A DRUNK Eddie Betts was locked in a jail cell, thinking his AFL career was over.

“Someone else was in the corner, laying on the hard bed,” he said yesterday. “He had a blanket on him and he was shaking. I was thinking to myself, ‘What the hell am I doing here?’

“At that point, I thought is my career going to be over?”

Betts now considers his 2009 arrest not just a turning point in his footy career but his life. He had a gambling problem. Much of a wild childhood had been spent boozing and stealing. He did not have much of an education.

“I really didn’t go to school,” Betts said. “I could read and write but it was just, I reckon, about a year-seven level when I was 18.” But he’d always had footy. “AFL footy basically saved me,” he said.

But his 2009 bender with teammates at Carlton, the club that drafted him five years earlier, threatened everything.

Betts was arrested around 2am on a Sunday in Melbourne’s CBD, jailed for a short period and fined $234 by police. Carlton fined him $10,000 — the maximum allowed under club rules.

A Melbourne newspaper splashed a photo of Betts, cigarette dangling from his mouth, on the front page.

“I looked at that and said, ‘That’s not me’,” Betts said.

“It kind of slapped me in the face a little bit because I don’t want people to see me as this person on the front page. I had to get my life on track. And I guess that’s where I really started to snap out of it.” His wife Anna was pivotal. “She’s my rock, Anna, she is the most important person in my life,” Betts said. “We set some boundaries down, just to try to be a profession­al athlete.

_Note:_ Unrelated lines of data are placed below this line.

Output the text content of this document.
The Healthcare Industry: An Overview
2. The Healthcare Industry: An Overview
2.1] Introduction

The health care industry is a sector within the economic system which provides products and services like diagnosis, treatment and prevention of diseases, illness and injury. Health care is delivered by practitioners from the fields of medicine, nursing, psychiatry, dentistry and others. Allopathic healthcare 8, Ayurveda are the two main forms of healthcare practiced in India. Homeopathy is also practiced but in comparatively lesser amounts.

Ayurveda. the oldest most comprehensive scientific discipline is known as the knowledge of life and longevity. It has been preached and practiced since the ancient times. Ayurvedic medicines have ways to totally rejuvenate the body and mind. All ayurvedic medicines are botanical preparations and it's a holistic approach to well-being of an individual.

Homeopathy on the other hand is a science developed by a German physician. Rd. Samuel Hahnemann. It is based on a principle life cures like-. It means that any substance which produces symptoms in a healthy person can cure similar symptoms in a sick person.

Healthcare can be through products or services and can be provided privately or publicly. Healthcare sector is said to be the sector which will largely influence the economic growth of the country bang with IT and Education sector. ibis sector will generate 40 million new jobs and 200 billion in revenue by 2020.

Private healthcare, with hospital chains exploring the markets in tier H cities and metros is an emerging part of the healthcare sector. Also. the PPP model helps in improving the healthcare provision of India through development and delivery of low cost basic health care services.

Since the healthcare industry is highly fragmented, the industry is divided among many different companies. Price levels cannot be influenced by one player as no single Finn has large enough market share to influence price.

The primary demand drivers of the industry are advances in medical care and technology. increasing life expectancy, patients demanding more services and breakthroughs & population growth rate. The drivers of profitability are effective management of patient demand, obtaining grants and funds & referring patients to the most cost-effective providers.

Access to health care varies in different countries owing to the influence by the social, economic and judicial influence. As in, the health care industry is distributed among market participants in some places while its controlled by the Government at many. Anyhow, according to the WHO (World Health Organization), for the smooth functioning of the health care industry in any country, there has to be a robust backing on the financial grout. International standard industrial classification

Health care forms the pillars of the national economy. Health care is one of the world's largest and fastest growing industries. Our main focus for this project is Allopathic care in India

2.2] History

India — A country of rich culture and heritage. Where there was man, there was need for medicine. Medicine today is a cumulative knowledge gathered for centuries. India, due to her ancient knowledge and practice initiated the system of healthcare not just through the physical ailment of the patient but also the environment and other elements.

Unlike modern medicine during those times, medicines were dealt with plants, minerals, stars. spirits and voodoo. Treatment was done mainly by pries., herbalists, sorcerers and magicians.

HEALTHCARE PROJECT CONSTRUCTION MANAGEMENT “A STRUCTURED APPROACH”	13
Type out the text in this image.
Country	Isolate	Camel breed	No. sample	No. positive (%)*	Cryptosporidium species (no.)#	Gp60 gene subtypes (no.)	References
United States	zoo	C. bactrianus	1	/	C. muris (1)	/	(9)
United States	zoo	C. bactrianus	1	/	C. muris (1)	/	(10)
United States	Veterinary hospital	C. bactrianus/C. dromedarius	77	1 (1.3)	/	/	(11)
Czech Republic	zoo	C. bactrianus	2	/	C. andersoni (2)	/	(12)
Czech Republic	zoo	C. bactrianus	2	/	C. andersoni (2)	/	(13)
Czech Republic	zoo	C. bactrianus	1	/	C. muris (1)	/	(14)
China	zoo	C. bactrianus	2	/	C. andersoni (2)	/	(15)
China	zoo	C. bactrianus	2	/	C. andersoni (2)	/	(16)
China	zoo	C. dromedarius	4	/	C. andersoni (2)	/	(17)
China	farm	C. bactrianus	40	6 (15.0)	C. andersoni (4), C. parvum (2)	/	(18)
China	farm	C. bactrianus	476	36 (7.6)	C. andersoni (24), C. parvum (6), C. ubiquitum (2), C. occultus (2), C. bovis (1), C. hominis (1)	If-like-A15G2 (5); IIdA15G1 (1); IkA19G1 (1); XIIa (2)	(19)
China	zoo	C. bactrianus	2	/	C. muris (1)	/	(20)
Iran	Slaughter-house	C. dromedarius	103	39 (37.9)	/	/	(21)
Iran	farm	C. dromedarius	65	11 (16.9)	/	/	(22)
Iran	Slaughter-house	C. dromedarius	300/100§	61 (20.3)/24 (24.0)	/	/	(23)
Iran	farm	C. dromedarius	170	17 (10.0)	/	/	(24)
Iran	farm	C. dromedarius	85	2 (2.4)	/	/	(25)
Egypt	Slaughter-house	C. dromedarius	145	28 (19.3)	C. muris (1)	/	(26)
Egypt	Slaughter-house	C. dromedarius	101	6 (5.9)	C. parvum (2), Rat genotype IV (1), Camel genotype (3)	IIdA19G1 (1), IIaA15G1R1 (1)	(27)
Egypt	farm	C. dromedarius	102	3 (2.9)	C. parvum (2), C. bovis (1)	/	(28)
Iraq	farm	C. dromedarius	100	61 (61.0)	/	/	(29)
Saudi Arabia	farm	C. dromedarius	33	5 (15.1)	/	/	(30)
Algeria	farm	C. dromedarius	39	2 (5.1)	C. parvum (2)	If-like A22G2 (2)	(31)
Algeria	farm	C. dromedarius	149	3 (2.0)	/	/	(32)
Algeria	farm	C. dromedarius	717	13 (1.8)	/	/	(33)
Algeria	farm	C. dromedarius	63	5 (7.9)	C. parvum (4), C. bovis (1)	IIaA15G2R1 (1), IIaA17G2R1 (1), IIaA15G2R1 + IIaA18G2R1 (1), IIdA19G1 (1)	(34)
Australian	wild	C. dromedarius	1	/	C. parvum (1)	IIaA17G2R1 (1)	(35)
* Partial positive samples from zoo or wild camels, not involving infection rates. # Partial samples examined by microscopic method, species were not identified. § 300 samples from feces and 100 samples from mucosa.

“And she guided me and told me that I’m a role model to a lot of people and you have got to start growing up and start taking responsibi­lities for your actions.”

At the end of the 2013 season, Betts accepted Adelaide’s offer and left Carlton. “I didn’t want to leave — I cried for two hours after,” he said.

Now a father of four, Betts believes if he did not move to Adelaide, he would have burnt out after two more seasons in Melbourne. Instead he is about to play his 300th AFL game on Sunday, in his sixth season at the Crows.